ABSTRACT & COMMENTARY
Surgical Revascularization and Ischemic MR
By Michael H. Crawford, MD, Editor
Castleberry AW, et al. Surgical revascularization is associated with maximal survival in patients with ischemic mitral regurgitation: A 20-year experience. Circulation 2014;129:2547-2556.
The optimal treatment for ischemic mitral regurgitation (MR) is controversial and suffers from a lack of sufficient study data to build a consensus. Thus, these investigators from Duke University Medical Center interrogated their cardiovascular disease database to shed light on this issue by performing a retrospective cohort analysis over 18.5 years of patients with significant coronary artery disease (CAD) and moderate or severe MR by cardiac angiography or echocardiography. Treatment was at the discretion of the attending physician and the patients were kept in the initial treatment category assigned to them for this analysis, which ignored crossovers. The primary outcome was overall survival. After excluding patients who did not meet entry criteria or who had significant cardiac and non-cardiac comorbidities, 4989 patients were included in the study — of which 36% received medical therapy, 26% percutaneous coronary interventions (PCI), 33% coronary artery bypass surgery (CABG) alone, and 5% CABG plus mitral valve (MV) replacement or repair. The majority of patients had three-vessel CAD and moderate MR. Significant differences in the characteristics of the patients assigned to these four treatment categories were found, as would be expected. During the first half of the study, medical management predominated and later CABG alone was most common. After a median follow-up of over 5 years, the median adjusted survival was 5.6 years for medical management, 6.8 years for PCI, 9.7 years for CABG alone, and 8.1 years for CABG+MV repair or replacement. Adjusted hazard ratios showed that CABG alone had the lowest risk of death (0.56; 95% confidence interval [CI], 0.51-0.62; P < 0.0001), CABG+MV repair or replacement 0.69, and PCI 0.83. Interestingly, when analyzed based on the severity of MR, the data were not significantly changed. The authors concluded that in patients with moderate or more ischemic MR, CABG alone exhibited the lowest long-term risk of death, and CABG with or without MV surgery showed a lower mortality compared to PCI or medical therapy alone.
COMMENTARY
The AHA/ACC guidelines recommend medical therapy for ischemic MR (class I), not because of compelling data to support this opinion, but rather due to the perceived high mortality of CABG plus MV repair or replacement.1 Surgery is recommended if other cardiac surgery is necessary (IIa) and primary mitral surgery with or without CABG can be considered (IIb). The level of evidence for any surgical therapy is C. This paucity of data makes the Duke database study, which includes almost 5000 patients with moderate-to-severe ischemic MR, of interest. Basically, they found the opposite compared to the guidelines recommendation. CABG surgery alone had the best long-term survival and was superior to that of CABG+MV repair or replacement, PCI, or medical therapy after adjustments for differences in the characteristics of the patients in each therapy group. This confirms an old adage that the ischemic myocardium prefers blood to drugs. So if MR is due to ischemia, relieving ischemia should reduce the MR regardless of any MV procedure. PCI, although better than medical therapy, was not superior to CABG, probably because revascularization by PCI is less complete in ischemic MR patients who often have severe three-vessel disease.
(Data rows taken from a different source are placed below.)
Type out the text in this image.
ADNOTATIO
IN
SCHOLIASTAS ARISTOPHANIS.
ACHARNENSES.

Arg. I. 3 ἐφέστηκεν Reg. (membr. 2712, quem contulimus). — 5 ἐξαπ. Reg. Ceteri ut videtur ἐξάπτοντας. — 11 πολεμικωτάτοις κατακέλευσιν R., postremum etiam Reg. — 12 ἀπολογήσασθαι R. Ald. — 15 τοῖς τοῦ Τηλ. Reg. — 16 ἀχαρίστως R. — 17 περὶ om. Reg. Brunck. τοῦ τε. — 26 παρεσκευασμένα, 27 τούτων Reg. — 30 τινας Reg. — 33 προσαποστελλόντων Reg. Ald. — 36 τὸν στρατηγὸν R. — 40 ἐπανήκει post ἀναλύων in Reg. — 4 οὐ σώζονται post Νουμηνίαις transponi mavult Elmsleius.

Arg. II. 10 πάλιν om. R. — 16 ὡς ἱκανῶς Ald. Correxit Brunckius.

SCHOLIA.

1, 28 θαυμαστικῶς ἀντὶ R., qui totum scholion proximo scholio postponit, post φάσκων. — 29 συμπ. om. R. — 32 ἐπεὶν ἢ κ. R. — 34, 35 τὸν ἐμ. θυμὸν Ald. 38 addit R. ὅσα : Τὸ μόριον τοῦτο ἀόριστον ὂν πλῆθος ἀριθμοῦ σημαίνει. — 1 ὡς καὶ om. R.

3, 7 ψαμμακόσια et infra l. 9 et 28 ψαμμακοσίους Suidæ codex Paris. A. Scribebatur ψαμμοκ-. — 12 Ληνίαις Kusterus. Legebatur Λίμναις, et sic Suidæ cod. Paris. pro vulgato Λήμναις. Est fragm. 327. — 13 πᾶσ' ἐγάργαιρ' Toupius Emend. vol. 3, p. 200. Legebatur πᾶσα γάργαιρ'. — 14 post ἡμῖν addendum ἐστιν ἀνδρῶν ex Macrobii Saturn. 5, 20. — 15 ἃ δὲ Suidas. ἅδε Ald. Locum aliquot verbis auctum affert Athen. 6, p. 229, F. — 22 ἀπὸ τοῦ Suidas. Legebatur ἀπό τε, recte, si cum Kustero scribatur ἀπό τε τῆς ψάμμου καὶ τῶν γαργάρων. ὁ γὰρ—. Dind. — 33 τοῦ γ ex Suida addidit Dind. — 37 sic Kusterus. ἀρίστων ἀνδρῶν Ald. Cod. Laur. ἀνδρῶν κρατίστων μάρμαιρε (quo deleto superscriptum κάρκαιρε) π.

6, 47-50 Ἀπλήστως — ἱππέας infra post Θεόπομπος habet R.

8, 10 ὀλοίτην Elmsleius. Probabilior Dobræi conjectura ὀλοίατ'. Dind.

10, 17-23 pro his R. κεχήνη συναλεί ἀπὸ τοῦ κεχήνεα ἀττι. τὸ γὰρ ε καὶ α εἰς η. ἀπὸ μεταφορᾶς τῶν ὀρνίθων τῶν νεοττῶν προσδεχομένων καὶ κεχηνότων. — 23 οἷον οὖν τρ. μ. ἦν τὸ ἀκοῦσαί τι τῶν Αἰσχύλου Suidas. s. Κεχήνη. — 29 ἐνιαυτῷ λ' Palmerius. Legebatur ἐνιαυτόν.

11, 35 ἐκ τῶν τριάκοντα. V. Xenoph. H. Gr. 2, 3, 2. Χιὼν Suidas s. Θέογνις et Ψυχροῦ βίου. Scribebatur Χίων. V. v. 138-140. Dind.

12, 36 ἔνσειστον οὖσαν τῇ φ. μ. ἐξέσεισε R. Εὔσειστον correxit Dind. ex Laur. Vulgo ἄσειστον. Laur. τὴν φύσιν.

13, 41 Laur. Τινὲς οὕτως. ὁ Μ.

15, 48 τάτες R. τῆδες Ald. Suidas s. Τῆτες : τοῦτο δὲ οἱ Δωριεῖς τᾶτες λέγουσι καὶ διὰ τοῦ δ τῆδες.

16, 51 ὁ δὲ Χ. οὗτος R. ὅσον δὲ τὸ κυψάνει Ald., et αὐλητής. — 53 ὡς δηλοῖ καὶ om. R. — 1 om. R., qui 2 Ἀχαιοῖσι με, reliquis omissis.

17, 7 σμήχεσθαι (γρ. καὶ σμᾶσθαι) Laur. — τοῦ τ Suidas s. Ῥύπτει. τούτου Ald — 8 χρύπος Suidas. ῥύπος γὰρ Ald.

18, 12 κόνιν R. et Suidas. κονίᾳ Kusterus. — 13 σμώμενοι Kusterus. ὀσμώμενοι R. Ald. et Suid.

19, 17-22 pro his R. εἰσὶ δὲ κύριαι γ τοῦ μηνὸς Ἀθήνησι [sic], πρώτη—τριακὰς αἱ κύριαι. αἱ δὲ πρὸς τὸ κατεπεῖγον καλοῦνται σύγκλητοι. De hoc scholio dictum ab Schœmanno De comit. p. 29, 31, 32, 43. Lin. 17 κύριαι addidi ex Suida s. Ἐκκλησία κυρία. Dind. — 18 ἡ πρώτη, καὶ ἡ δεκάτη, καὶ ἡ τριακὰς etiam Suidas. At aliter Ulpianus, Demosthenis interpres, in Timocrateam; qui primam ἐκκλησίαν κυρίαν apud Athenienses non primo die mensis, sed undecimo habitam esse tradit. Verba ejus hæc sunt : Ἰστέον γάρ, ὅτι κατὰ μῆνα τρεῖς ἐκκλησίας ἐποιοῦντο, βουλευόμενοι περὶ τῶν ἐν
These retrospective, observational database studies often are deficient in the kinds of data that would clarify mechanisms in specific patients. In this study, we lack details that may clarify the decision making with the different types of patients. For example, we have no detailed non-invasive data in this study. It could be that if MR was largely due to infarcted and scarred walls and was severe, MV replacement would be the best treatment. On the other hand, MR purely due to ischemia would be expected to benefit from CABG alone. Thus, patient selection may have influenced the results in ways that propensity scoring cannot account for. Also, there is no quality of life or cost data. These considerations could influence treatment choice.
Although for a long-term database study this is fairly contemporary data, it does not reflect the latest developments in this area. We know some patients had mitral valve repair, but did they have the Alfieri technique done? This is a stitching of the two MV leaflet tips together at the center and creating a double orifice valve. Remarkably this reduces MR without causing significant stenosis and doesn’t appreciably affect surgical mortality. This concept has now been developed as a percutaneously placed clip (Mitraclip®). In Europe, where the clip has been available for a few years, it is mainly used for ischemic MR, often in combination with PCI. What this area needs are some randomized trials that would include these new technologies. Fortunately several are under way. Until the results of these trials are in, it would appear that more consideration should be given to CABG in patients with ischemic MR.
REFERENCE
- Nishimura RA, et al. 2014 AHA/ACC guidelines for the management of patients with valvular heart disease: Executive summary. Circulation 2014;129:2440-2492.